Overflow of crosspoint stores 640 is avoided through token passing between the source control fabric interfaces and the destination fabric switching elements. Particularly, a token is provided for each source/destination module pair on control fabric 310 a. The token is “owned” by either the control fabric interface on the source module (e.g. control fabric interface 250) or the fabric switching element associated with the destination module (e.g. fabric switching element 400) depending on whether the crosspoint store on the fabric switching element is available or occupied, respectively.

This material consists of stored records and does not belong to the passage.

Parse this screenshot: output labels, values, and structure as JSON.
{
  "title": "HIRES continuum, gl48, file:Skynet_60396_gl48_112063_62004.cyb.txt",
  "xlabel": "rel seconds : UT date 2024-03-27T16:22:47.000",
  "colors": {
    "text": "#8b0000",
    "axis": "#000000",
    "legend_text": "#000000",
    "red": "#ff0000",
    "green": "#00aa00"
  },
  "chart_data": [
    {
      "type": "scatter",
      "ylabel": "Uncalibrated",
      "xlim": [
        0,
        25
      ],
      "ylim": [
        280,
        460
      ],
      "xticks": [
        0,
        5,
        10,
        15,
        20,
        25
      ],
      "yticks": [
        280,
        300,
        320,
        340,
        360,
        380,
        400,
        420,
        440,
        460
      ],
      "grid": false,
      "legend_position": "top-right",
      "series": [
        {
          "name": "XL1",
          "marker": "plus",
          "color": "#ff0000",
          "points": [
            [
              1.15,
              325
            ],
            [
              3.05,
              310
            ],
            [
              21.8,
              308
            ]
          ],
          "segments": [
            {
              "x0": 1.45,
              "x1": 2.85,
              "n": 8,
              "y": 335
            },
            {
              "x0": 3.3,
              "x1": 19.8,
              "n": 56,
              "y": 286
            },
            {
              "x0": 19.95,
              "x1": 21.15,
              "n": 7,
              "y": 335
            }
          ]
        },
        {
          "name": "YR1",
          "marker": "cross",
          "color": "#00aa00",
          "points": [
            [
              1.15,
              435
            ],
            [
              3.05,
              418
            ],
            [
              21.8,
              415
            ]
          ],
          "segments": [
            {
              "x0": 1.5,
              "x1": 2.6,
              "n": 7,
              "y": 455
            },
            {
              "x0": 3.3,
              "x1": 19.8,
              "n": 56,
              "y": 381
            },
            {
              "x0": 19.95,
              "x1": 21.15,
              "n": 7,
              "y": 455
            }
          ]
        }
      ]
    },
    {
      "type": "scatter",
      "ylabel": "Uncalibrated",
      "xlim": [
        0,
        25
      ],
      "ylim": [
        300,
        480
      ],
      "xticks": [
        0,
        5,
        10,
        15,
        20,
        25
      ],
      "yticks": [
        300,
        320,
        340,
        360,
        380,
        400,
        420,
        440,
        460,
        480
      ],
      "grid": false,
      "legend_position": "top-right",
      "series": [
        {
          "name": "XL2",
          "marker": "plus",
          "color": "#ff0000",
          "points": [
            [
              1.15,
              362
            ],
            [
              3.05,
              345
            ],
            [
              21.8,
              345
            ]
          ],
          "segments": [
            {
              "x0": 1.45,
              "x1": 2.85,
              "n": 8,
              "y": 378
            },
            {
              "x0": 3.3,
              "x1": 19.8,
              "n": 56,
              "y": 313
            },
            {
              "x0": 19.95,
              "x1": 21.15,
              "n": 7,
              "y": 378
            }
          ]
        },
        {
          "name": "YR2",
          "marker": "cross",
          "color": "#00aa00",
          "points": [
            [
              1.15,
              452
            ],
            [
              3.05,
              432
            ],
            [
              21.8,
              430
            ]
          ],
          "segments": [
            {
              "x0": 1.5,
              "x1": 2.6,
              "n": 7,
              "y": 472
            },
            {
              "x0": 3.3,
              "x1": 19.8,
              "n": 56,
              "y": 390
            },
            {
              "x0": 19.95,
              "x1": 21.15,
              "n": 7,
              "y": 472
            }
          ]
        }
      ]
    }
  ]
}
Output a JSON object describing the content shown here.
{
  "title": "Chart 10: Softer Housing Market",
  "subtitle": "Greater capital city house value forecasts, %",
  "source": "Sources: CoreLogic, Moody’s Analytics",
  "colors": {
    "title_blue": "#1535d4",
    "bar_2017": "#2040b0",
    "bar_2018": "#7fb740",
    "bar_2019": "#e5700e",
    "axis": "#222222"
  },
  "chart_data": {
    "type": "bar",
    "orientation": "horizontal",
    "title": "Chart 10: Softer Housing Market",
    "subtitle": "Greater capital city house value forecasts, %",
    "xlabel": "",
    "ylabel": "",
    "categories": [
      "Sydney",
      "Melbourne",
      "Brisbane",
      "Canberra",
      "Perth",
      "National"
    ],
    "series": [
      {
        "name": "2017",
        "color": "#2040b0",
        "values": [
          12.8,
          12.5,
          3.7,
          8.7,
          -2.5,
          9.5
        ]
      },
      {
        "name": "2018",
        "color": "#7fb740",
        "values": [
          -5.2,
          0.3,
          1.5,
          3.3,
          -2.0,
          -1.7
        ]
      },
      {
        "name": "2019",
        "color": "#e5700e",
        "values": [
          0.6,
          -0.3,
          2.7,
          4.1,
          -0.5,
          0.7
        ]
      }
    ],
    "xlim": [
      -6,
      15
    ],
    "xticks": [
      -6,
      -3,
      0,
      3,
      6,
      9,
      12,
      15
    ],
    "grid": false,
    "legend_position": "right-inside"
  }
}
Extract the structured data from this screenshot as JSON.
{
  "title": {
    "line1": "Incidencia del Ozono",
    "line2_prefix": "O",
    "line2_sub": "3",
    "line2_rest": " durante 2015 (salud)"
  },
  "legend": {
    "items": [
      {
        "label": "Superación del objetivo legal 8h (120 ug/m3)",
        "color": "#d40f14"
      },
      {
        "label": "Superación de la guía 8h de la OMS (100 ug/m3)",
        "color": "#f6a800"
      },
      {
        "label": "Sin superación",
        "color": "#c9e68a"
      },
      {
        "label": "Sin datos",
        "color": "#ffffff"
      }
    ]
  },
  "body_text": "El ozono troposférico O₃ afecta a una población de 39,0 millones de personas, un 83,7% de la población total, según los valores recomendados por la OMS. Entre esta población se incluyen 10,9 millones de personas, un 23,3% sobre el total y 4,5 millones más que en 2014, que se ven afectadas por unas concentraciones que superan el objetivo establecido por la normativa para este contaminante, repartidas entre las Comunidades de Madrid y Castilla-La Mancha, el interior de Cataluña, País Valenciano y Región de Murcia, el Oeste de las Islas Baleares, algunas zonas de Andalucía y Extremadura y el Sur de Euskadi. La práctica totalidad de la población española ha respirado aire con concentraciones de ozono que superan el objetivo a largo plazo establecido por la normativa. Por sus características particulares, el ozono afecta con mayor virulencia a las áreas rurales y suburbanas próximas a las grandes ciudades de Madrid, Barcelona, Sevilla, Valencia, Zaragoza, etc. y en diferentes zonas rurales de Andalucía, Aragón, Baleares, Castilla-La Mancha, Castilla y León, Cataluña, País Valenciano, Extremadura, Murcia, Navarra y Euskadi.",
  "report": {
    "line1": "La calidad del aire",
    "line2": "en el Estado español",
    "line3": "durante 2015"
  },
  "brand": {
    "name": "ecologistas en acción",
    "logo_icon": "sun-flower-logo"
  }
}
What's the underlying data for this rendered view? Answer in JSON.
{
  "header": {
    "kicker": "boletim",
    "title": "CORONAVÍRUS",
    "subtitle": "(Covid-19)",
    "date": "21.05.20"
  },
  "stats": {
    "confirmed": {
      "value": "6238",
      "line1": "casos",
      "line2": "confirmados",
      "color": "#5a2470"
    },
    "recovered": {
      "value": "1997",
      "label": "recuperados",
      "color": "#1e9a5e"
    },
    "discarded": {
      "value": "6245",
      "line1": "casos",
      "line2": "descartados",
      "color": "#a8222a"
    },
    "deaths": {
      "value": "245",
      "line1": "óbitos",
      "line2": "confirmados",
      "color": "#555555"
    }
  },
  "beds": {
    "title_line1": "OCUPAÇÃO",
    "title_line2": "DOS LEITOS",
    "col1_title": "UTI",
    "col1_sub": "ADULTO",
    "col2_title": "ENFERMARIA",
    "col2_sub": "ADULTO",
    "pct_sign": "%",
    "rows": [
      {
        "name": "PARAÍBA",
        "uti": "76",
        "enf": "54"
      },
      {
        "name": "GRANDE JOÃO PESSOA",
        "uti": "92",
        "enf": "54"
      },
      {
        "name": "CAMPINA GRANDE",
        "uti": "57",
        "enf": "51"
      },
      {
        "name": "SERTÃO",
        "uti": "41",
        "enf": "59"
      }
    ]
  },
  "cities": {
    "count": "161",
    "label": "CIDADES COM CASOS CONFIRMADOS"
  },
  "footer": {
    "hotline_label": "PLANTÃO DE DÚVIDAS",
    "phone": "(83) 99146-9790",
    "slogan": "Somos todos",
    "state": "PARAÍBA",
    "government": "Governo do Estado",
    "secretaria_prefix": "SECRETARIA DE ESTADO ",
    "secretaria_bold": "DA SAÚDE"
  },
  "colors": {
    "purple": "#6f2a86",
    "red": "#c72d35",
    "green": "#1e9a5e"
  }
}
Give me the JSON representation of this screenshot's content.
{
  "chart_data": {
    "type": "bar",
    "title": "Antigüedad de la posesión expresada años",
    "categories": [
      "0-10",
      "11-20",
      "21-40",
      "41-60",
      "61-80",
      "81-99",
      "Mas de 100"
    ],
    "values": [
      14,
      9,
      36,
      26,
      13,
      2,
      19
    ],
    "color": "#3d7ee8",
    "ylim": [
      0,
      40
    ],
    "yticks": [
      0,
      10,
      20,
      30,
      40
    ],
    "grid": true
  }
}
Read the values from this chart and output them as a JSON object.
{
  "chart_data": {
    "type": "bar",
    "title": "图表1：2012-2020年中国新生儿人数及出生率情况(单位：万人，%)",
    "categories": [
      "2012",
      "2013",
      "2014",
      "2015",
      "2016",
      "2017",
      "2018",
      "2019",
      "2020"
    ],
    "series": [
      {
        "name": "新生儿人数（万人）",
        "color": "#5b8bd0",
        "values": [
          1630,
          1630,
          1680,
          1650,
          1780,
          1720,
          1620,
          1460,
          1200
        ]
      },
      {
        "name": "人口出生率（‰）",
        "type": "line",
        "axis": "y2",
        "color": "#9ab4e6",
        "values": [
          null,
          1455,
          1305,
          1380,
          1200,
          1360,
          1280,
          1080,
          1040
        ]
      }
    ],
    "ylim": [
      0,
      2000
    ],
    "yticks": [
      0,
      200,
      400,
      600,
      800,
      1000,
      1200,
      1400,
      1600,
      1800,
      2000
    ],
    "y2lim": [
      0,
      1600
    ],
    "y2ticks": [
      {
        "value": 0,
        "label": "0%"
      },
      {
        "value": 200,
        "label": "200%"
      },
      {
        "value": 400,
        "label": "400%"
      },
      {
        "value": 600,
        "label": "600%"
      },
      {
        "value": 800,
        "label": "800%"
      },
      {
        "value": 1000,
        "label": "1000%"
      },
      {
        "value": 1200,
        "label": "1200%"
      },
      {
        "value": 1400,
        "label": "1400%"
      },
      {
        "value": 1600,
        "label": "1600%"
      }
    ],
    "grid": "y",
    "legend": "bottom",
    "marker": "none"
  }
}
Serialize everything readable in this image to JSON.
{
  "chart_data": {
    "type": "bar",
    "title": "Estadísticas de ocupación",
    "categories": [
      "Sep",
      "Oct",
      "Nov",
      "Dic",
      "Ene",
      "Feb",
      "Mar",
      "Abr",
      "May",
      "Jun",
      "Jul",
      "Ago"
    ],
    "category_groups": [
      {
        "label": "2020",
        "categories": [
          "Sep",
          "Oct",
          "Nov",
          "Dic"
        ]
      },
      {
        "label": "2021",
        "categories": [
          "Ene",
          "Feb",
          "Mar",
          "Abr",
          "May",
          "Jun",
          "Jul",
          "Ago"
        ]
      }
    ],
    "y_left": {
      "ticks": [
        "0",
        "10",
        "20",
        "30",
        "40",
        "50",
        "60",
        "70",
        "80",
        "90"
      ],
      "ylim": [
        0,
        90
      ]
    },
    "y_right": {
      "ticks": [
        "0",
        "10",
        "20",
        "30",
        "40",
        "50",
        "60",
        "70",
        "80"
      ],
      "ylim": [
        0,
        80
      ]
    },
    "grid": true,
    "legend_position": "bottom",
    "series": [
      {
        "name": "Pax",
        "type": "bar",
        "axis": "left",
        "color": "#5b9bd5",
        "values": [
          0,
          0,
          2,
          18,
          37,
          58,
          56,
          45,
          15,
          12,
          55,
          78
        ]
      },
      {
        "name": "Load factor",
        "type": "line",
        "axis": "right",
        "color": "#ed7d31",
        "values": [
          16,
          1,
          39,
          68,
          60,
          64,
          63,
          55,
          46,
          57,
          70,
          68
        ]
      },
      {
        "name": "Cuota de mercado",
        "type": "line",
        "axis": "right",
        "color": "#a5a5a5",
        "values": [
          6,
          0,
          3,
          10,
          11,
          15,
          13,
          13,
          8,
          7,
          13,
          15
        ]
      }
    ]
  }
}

When a control fabric interface on a source module transmits a cell to control fabric 310 a, the control fabric interface implicitly passes the token for the cell's source/destination module pair to the fabric switching element. When the fabric switching element releases the cell from control fabric 310 a to the destination module, the fabric switching element explicitly returns the token for the cell's source/destination module pair to the control fabric interface on the source module. Particularly, referring again to FIG. 6, token control 670 monitors availability of crosspoint stores 640 and causes tokens to be returned to source modules associated with crosspoint stores 640 as crosspoint stores 640 become available through reading of cells to destination modules. Token control 670 preferably accomplishes token return “in band” by inserting the token in the token field of a cell header of any cell arriving at spatial distributor 620 and destined for the module to which the token is to be returned. Alternatively, token control 670 may accomplish token return by generating an idle cell including the token in the token field and a destination tag associated with the module to which the token is to be returned, and providing the idle cell to spatial distributor 620 for forwarding to the module to which the token is to be returned.
It will be appreciated by those of ordinary skill in the art that the invention can be embodied in other specific forms without departing from the spirit or essential character hereof. The present description is therefore considered in all respects illustrative and not restrictive. The scope of the invention is indicated by the appended claims, and all changes that come within the meaning and range of equivalents thereof are intended to be embraced therein.